At the time, the average income for New Jersey, Pennsylvania and Connecticut non-resident New York taxpayers was $189,485, $225,921 and $432,196, respectively, the law firm said. The median household income for New York residents was $57,369, according to U.S. census figures.
“There clearly is an issue here,” said Tom Corrie, a principal at Friedman LLP and director of the firm’s state and local tax group. “It is something I’ve been thinking about and I mentioned it to my colleagues on a Zoom call.”
So far, the states are being neighborly. New Jersey recently issued guidance saying it’s business as usual: taxes will continue to be due to the state where the income is sourced. Thomas Gohsler, chief counsel of the Pennsylvania Department of Revenue, said it isn’t considering claiming the tax dollars earmarked for out-of-state employers — yet.
Connecticut is aware of the situation and currently evaluating its response, but no decisions have been made, according to Jim Polites, a spokesman for the Department of Revenue Services. The New York Department of Taxation and Finance didn’t respond to telephone calls or emails seeking comment.
Few will deny that New York, the region’s economic powerhouse, is fiercely protective of its tax base.
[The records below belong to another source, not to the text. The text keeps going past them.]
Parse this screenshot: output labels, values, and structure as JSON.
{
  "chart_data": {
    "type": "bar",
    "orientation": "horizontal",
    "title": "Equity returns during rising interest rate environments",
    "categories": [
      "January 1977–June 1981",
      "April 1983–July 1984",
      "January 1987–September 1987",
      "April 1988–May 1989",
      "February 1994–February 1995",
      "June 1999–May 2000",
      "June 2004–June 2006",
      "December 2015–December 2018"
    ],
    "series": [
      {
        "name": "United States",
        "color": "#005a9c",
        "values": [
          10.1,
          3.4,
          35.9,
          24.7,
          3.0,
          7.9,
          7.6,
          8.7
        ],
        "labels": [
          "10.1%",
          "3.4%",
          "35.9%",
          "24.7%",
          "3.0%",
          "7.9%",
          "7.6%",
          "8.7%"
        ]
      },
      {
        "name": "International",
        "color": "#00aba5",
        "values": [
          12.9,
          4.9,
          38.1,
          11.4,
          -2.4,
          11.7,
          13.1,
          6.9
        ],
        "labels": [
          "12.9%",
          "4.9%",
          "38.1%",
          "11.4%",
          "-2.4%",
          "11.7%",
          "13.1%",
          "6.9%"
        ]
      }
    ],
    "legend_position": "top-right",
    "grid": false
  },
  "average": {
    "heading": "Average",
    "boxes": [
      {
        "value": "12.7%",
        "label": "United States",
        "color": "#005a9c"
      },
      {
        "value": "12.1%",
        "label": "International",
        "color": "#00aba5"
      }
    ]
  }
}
The state, with the highest per-capita GDP of any state in the union, doesn’t have reciprocal tax agreements and is notorious among tax lawyers for chasing dollars it believes it’s owed.
Not only is the tax imposed on those in the tri-state area, but even in far-flung places like Wyoming, where for example, a trader at a New York-based hedge fund might be able to work for the mountain vistas and the powder snow. That means you never have to set foot in New York to owe it taxes. Try to exclude even a portion of that income and expect an audit as a rule of thumb.
For workers, that tax bite (and conversely, the potential tax savings) could swing hundreds or even thousands of dollars into or out of one’s paycheck. Over the years, the necessity requirement has been challenged time and again in court. But according to tax experts, few employees have ever won.
COVID-19 changes everything, says Harvey Bezozi, a CPA in Boca Raton, Florida, who counsels clients on their New York returns.
“Folks should have a clear case for allocating their income during this time to their home state” because of government-ordered lockdowns, he said.
That doesn’t mean New York will make it any easier on out-of-state tax filers, says Matthew Rheingold, an attorney at Einhorn Barbarito. He points to New York’s response during Superstorm Sandy. The state gave people more time to file, but didn’t change rules for non-residents forced to work from home.
“Employees will have a stronger argument this time,” Rheingold said. “But absent a mandate from the state of New York, they’ll be required to at least pay and then can challenge the validity of the law.”
For companies, any change from the status quo could create headaches. A shift in an employee’s tax home could create a “nexus” — a tax presence in a state which would require businesses to file additional corporate taxes.
Whatever the case, the coronavirus is likely to prompt states to rethink how they treat remote workers, says Richard D. Pomp, the law professor at University of Connecticut. The last substantial change to New York’s guidance was in 2006.
“What this really illustrates is, when this is over, customs and traditions and mores will be changed,” he said. “This is a time bomb that predates COVID.”
As for the tax grab, Pomp made two points: First, it will be a hassle for New York to review every non-resident’s tax return to determine whether work outside the state was done out of necessity or convenience. Second, New York might seem a little tone-deaf if it actually goes after them.
“New York will appear so heartless and insensitive if they don’t give in on this,” he said.